Publisher Profits From Horrifying And Bizarre

PORT TOWNSEND - If the subject is bizarre, shady or even horrifying, it's likely to have been covered in a book from Loompanics Unlimited.

The tiny publishing house is contained in a one-story building on the edge of this Olympic Peninsula town. Loompanics founder Michael Hoy likes to keep a low profile and is uncomfortable even releasing a street address - possibly for good reason.

Loompanics has published books on manufacturing methamphetamine, stealing cars, getting rich and getting sex. Its best selling title is "The Complete Guide to Lock Picking," written by Eddie The Wire.

Hoy, 46, began Loompanics in 1975 by compiling and printing an index to the first four years of National Lampoon magazine.

"I sold 63 copies out of a run of 500," he said. "I hauled the rest to the dump. But I kept plugging away."

Eddie The Wire was driving a delivery truck in Lansing, Mich., when he approached Hoy about

the lock-picking book. To date that book has sold 35,000 copies.

Hoy began soliciting authors through "Writers Market." He started receiving and publishing manuscripts from amateur detectives, professional marijuana growers, con artists, game poachers.

Now Loompanics employs seven people and posts gross sales of about $1 million annually.

The company's current list includes "Physical Interrogation Techniques," by Richard W. Krousher. It goes into detail about humiliation, confinement and restraint, intrusion into bodily

orifices and mutilation to extract information.

"This is a book so violent and disgusting that several printers refused to do the job!" the Loompanics catalog says. "It is just simply the best book ever written on torture and interrogation techniques. You may not `enjoy' this material, but you will never forget it!"

Steve O'Keefe, Loompanics editorial director, said: "It's extremely gross. It's kind of nice that we haven't sold that many copies of it."

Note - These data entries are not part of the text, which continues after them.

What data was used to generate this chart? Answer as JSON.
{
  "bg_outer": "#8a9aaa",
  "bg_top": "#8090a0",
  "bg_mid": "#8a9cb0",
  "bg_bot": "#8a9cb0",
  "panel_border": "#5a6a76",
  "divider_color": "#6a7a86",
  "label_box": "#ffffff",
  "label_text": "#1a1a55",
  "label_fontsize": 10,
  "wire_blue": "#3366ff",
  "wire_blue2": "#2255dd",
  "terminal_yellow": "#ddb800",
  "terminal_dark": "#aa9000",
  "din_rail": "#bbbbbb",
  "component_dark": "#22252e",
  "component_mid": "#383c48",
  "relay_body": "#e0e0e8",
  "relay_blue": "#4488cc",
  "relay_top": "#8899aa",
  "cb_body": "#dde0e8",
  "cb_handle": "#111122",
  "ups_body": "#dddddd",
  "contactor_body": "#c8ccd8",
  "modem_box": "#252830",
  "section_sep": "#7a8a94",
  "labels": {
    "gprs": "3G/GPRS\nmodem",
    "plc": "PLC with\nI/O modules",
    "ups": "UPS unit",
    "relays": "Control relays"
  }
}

Hoy's publishing guidelines are simple: He rejects anything that bores him, would get him sued or arrested.

"The quickest reject I ever made was to a guy from California who wrote a detailed manual on how to rip off the telephone company," he said. "Every state but New York will prosecute for that."

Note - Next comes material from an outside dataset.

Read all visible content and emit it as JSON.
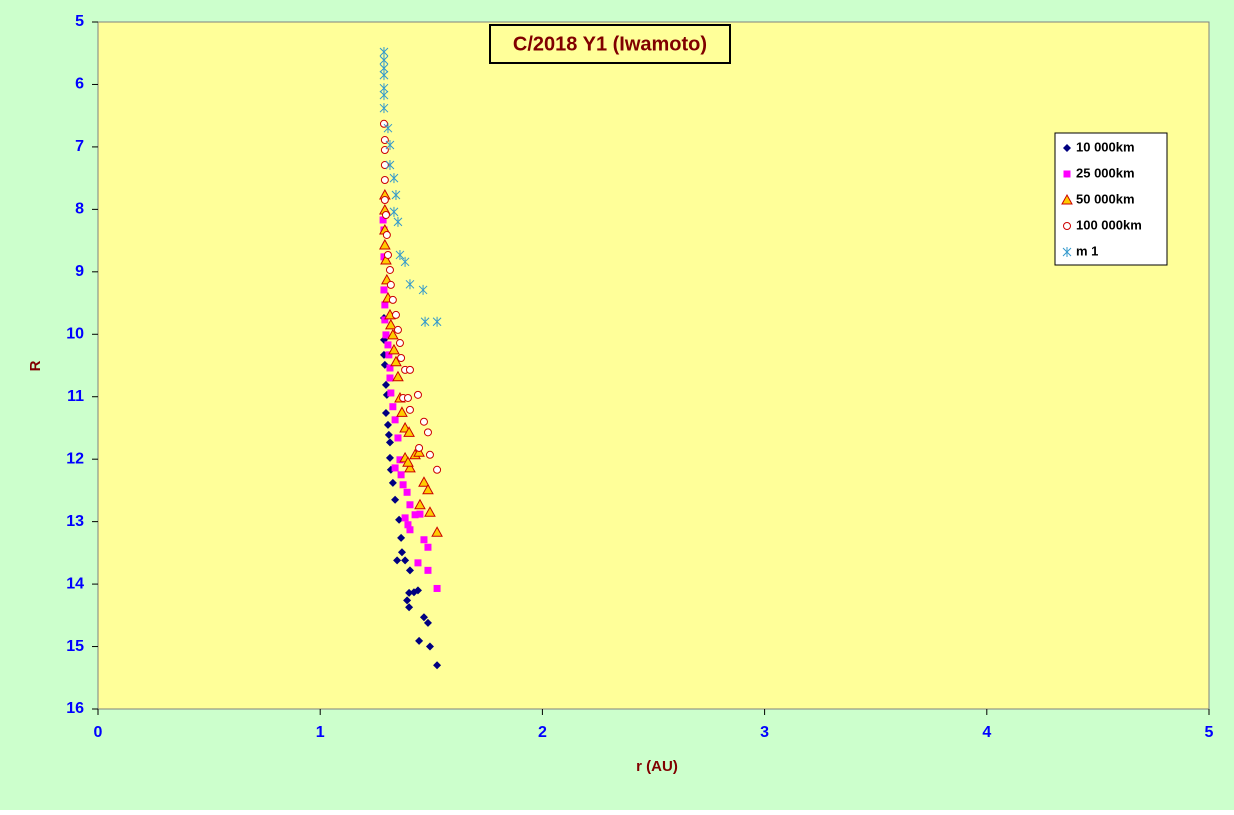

Hoy champions books about how to avoid banks, how to skim money, how to invest unreported income or falsify tax returns.

"The backbone of these books is ordinary people (angry) at the government," he said. "I get very angry thinking about pay raises for senators, Pentagon overbilling and trips for John Sununu."

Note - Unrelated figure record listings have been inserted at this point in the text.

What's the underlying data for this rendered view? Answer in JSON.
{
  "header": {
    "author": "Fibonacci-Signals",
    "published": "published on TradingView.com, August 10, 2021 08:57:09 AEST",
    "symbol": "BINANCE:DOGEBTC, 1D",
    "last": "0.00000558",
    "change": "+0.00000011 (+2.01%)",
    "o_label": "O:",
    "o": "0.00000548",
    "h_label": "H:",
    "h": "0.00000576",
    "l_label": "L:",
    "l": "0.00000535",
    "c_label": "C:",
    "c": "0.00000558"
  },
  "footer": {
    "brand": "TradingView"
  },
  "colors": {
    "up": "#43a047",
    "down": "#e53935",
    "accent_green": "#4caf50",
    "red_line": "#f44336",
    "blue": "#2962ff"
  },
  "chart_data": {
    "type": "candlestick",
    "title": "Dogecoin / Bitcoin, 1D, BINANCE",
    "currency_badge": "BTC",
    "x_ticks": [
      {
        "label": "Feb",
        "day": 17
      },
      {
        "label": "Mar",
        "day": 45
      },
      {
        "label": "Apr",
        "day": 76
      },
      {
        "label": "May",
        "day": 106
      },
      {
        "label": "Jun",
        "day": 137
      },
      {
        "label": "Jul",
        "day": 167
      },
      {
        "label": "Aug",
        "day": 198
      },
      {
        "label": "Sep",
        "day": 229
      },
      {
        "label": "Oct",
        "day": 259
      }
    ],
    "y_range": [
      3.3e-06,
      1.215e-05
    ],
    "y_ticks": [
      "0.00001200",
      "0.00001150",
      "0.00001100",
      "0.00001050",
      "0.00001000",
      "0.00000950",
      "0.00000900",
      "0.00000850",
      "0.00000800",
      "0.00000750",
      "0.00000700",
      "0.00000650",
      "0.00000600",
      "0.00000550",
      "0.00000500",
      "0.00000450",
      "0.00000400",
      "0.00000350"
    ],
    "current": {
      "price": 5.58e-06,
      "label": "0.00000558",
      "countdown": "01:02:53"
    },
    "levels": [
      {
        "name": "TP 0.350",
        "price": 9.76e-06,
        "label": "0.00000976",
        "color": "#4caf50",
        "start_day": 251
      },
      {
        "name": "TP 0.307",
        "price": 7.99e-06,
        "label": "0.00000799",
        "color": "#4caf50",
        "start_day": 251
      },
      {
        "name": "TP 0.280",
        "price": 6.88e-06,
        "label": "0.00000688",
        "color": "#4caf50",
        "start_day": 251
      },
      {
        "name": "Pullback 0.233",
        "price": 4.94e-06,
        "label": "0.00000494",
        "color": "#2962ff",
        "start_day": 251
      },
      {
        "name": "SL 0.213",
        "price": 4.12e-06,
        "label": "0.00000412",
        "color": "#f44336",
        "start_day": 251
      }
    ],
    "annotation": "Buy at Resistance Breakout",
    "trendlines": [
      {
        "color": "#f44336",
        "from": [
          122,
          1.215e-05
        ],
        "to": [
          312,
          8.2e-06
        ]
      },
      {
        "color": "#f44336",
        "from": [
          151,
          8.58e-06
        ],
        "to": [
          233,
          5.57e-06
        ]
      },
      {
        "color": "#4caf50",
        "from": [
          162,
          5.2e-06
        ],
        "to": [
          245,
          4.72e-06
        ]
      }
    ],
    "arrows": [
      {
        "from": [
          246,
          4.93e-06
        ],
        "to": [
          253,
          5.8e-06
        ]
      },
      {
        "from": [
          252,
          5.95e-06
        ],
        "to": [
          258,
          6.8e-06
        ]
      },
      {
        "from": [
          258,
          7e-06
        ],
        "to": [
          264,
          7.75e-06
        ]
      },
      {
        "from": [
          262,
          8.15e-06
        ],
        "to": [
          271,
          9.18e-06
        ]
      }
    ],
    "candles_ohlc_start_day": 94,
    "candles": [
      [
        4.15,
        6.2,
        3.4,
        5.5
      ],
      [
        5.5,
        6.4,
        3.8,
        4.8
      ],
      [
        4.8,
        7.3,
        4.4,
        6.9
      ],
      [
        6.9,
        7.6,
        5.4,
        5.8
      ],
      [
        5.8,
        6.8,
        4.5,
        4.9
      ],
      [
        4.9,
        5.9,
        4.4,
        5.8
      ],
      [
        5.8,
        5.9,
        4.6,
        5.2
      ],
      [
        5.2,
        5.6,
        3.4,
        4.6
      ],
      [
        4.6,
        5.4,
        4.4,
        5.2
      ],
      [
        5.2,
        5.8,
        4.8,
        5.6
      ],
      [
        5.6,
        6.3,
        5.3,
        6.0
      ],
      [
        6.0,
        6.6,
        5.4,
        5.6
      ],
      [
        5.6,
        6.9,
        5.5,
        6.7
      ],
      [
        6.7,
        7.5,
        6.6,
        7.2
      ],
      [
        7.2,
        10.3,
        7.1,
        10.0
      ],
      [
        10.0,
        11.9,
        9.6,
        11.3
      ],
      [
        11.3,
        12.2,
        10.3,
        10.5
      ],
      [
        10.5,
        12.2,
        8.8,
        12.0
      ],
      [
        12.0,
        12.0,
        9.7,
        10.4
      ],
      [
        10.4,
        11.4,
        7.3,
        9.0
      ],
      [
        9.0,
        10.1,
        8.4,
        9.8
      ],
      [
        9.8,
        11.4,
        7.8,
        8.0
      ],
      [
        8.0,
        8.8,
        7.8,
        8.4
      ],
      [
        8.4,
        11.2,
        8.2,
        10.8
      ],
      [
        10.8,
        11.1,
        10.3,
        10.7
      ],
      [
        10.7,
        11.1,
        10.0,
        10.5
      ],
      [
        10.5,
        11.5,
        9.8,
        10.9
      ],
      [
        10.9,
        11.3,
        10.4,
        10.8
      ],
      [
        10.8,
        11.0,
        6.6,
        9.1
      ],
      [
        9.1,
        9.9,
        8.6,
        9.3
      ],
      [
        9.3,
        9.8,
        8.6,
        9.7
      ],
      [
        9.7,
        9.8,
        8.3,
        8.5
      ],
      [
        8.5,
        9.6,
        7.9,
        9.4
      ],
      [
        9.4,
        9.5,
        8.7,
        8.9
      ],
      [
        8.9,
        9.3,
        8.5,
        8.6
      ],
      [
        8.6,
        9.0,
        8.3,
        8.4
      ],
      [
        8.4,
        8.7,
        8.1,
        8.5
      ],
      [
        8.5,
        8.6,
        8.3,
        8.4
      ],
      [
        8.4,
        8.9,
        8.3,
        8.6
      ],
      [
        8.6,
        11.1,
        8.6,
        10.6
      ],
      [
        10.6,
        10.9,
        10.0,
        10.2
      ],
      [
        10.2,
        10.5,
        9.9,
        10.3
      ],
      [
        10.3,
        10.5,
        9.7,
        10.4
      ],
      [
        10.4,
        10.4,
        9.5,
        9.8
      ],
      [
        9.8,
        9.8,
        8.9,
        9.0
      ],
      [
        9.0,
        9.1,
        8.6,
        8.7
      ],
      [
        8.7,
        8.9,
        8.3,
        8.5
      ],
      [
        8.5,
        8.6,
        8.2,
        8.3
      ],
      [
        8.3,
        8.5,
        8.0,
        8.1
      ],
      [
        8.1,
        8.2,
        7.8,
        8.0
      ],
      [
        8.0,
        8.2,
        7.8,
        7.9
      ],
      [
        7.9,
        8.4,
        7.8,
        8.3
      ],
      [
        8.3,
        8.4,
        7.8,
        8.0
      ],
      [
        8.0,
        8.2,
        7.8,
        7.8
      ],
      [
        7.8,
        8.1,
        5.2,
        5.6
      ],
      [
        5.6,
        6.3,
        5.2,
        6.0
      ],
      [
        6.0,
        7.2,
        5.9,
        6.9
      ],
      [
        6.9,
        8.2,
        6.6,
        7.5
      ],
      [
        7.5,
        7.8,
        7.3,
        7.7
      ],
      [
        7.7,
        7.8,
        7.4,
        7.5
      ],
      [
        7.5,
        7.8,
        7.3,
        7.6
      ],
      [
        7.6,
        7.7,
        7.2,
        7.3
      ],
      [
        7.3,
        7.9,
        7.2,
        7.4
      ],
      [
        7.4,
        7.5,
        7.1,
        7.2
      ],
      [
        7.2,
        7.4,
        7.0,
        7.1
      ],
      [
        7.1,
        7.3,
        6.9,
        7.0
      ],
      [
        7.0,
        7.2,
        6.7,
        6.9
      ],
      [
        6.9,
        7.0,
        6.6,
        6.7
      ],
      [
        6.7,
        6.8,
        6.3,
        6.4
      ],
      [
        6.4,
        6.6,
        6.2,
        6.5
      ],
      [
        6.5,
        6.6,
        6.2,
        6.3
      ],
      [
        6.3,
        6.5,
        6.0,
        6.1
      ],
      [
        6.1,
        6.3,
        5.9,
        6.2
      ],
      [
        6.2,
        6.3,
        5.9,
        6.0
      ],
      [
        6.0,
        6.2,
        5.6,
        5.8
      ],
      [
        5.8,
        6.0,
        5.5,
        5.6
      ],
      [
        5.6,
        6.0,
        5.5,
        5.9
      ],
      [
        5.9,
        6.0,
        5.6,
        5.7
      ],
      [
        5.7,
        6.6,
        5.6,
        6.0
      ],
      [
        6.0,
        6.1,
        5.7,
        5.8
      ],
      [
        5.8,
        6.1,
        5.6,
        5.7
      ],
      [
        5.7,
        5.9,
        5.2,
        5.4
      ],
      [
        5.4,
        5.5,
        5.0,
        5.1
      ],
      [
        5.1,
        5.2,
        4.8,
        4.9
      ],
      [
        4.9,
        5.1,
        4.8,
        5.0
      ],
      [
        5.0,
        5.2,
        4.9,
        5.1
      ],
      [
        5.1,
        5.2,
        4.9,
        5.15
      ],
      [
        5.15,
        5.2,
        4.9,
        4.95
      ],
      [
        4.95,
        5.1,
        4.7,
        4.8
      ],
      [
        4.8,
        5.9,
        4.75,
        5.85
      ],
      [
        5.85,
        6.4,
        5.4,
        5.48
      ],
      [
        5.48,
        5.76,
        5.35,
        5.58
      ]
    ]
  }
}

Hoy, a former accountant in Lansing, said he hasn't set an alarm clock since moving to Port Townsend nine years ago. He wears a T-shirt and jeans to the office and does virtually all his business through the mail.

"We don't even have a cash register here. Once a month we might get a walk-up sale. I have no desire to operate a bookstore.

"I just like having a business where I can read and learn," Hoy said. "I worked for years to bring this about. I wanted to live in a nice town and do what I love - monkey around with crazy books."